The past two weeks, I have had the privilege of observing six social studies student teachers “strut their stuff” and teach lessons to students in the northern tier of Pennsylvania and the southern tier of New York. We really have some outstanding teachers this year who engage the students in learning the material (including such wonderful resources as political cartoons, primary source documents, and recruitment posters), and are excited to be in the classroom. At the same time, though, I also get to see some of the challenges that our public school systems face, particularly in the area of technology. Some schools are blessed with the latest (Promethian boards, projectors, etc.), while others are still using VCRs, overhead projectors, and chalkboards.
Textbooks are another issue. This semester, I have seen our student teachers using textbooks that refer to the native populations as “Red Men,” and the school district either does not have the funds to replace them or does not believe that it is an important investment (and, in this case, the textbooks are for a class in Pennsylvania history and do not include any mention of the state constitution adopted in 1968–because they were published in 1967).

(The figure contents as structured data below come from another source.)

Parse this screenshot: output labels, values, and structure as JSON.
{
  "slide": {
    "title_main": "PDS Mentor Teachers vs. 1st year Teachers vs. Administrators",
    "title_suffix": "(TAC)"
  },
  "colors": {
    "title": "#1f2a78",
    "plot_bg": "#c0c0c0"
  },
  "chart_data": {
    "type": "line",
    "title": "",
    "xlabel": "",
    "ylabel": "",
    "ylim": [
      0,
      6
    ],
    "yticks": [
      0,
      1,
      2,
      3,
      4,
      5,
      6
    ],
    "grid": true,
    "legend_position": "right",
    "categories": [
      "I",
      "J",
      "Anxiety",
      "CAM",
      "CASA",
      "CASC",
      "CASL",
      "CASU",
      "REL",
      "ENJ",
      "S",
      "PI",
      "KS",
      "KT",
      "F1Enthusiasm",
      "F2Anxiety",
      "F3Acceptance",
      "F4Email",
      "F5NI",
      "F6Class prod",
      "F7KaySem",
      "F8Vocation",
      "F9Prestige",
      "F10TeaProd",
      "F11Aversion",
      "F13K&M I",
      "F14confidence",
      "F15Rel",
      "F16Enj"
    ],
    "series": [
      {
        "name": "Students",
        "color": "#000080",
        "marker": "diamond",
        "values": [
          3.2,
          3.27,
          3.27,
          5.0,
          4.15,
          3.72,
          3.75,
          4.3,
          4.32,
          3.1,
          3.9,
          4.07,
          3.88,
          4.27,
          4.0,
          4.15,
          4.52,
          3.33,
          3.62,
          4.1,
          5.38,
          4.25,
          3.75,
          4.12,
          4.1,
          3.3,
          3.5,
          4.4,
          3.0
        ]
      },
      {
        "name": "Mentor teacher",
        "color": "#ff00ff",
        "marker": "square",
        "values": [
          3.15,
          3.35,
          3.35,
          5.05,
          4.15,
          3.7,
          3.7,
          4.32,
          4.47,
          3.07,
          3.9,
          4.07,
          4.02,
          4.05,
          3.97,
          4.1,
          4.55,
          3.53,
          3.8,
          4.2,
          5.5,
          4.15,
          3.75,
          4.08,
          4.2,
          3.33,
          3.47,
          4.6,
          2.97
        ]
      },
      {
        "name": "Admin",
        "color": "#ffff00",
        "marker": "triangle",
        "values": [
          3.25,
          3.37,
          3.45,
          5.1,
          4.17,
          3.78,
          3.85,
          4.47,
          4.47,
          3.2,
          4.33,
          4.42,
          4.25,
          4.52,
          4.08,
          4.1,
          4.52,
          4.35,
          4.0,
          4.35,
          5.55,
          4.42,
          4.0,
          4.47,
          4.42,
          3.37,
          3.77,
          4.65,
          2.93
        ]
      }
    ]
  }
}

This week, I saw a student teacher who had the challenge of teaching a U.S. History class using a textbook that is inaccurate (no big deal, except that he was teaching about the U.S. Constitution–and the textbook had erroneous information about the approval of presidential appointments). At what point should student teachers–and all teachers, for that matter–decide that the textbook is no longer a useful tool and should be shelved in favor of using alternate forms of instruction (such as the Internet)? What is the responsibility of the teacher to correct inaccurate information? At what point can a student teacher safely question the regular teacher’s reliance on wrong information when instructing the future citizens of the world?

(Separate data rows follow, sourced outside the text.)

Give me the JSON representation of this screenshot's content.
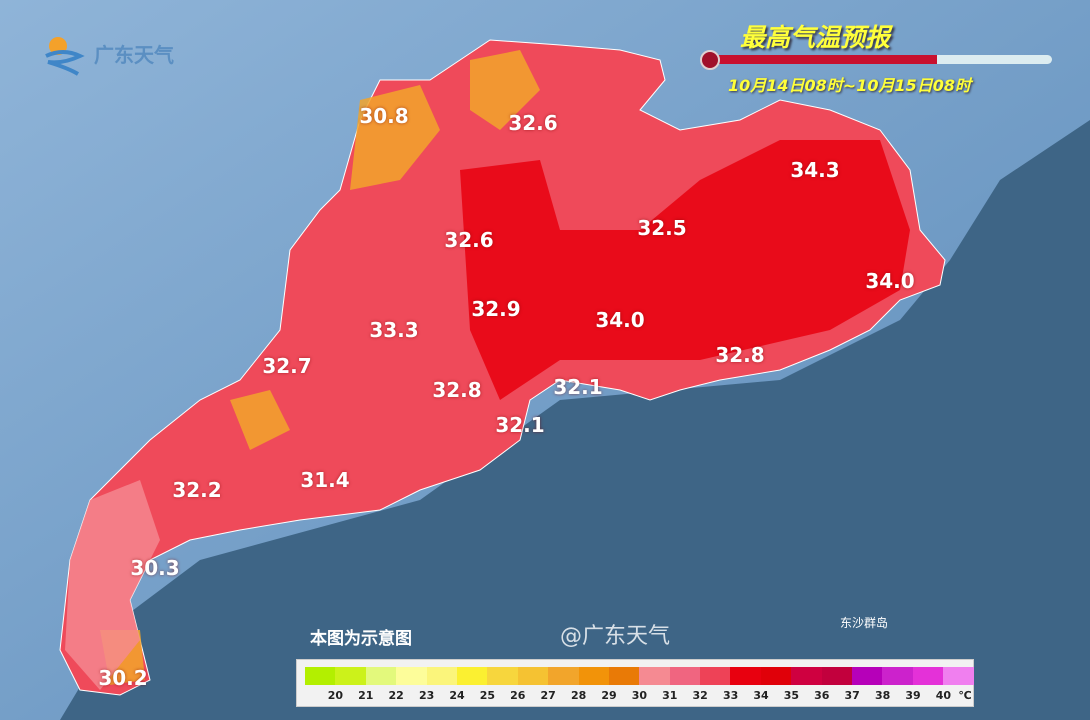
{
  "logo": {
    "text": "广东天气"
  },
  "header": {
    "title": "最高气温预报",
    "period": "10月14日08时~10月15日08时"
  },
  "map": {
    "region": "Guangdong",
    "labels": [
      {
        "value": "30.8"
      },
      {
        "value": "32.6"
      },
      {
        "value": "34.3"
      },
      {
        "value": "32.6"
      },
      {
        "value": "32.5"
      },
      {
        "value": "34.0"
      },
      {
        "value": "32.9"
      },
      {
        "value": "34.0"
      },
      {
        "value": "33.3"
      },
      {
        "value": "32.7"
      },
      {
        "value": "32.8"
      },
      {
        "value": "32.8"
      },
      {
        "value": "32.1"
      },
      {
        "value": "32.1"
      },
      {
        "value": "32.2"
      },
      {
        "value": "31.4"
      },
      {
        "value": "30.3"
      },
      {
        "value": "30.2"
      }
    ],
    "island_label": "东沙群岛",
    "note": "本图为示意图"
  },
  "legend": {
    "colors": [
      "#b3ef00",
      "#ccf21a",
      "#e3f97c",
      "#fdfd9a",
      "#fbf57b",
      "#fbf031",
      "#f7d63d",
      "#f5c232",
      "#f2a52b",
      "#f29309",
      "#e97a06",
      "#f58a92",
      "#f06580",
      "#ee4257",
      "#e8000f",
      "#e00009",
      "#cf0040",
      "#c2003d",
      "#b600b9",
      "#cc22cc",
      "#e431d8",
      "#f07fef"
    ],
    "ticks": [
      "20",
      "21",
      "22",
      "23",
      "24",
      "25",
      "26",
      "27",
      "28",
      "29",
      "30",
      "31",
      "32",
      "33",
      "34",
      "35",
      "36",
      "37",
      "38",
      "39",
      "40"
    ],
    "unit": "℃"
  },
  "watermark": "@广东天气"
}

With standardized testing in social studies on the horizon (if not already in place, as is the case with New York and the Regents Exams), it will be interesting to see how social studies teaching evolves over the next few years. The one thing I would hate to see is “teaching the test”–in other words, history instruction being limited to what will be covered on the standardized exams, with no concern given to developing important skills like being able to craft an argument, to defend a position with evidence, and to demonstrate an understanding of basic historical “facts”–such as knowing how many states are in the United States, which U.S. presidents have been assassinated, and when Lincoln presented the Gettysburg Address.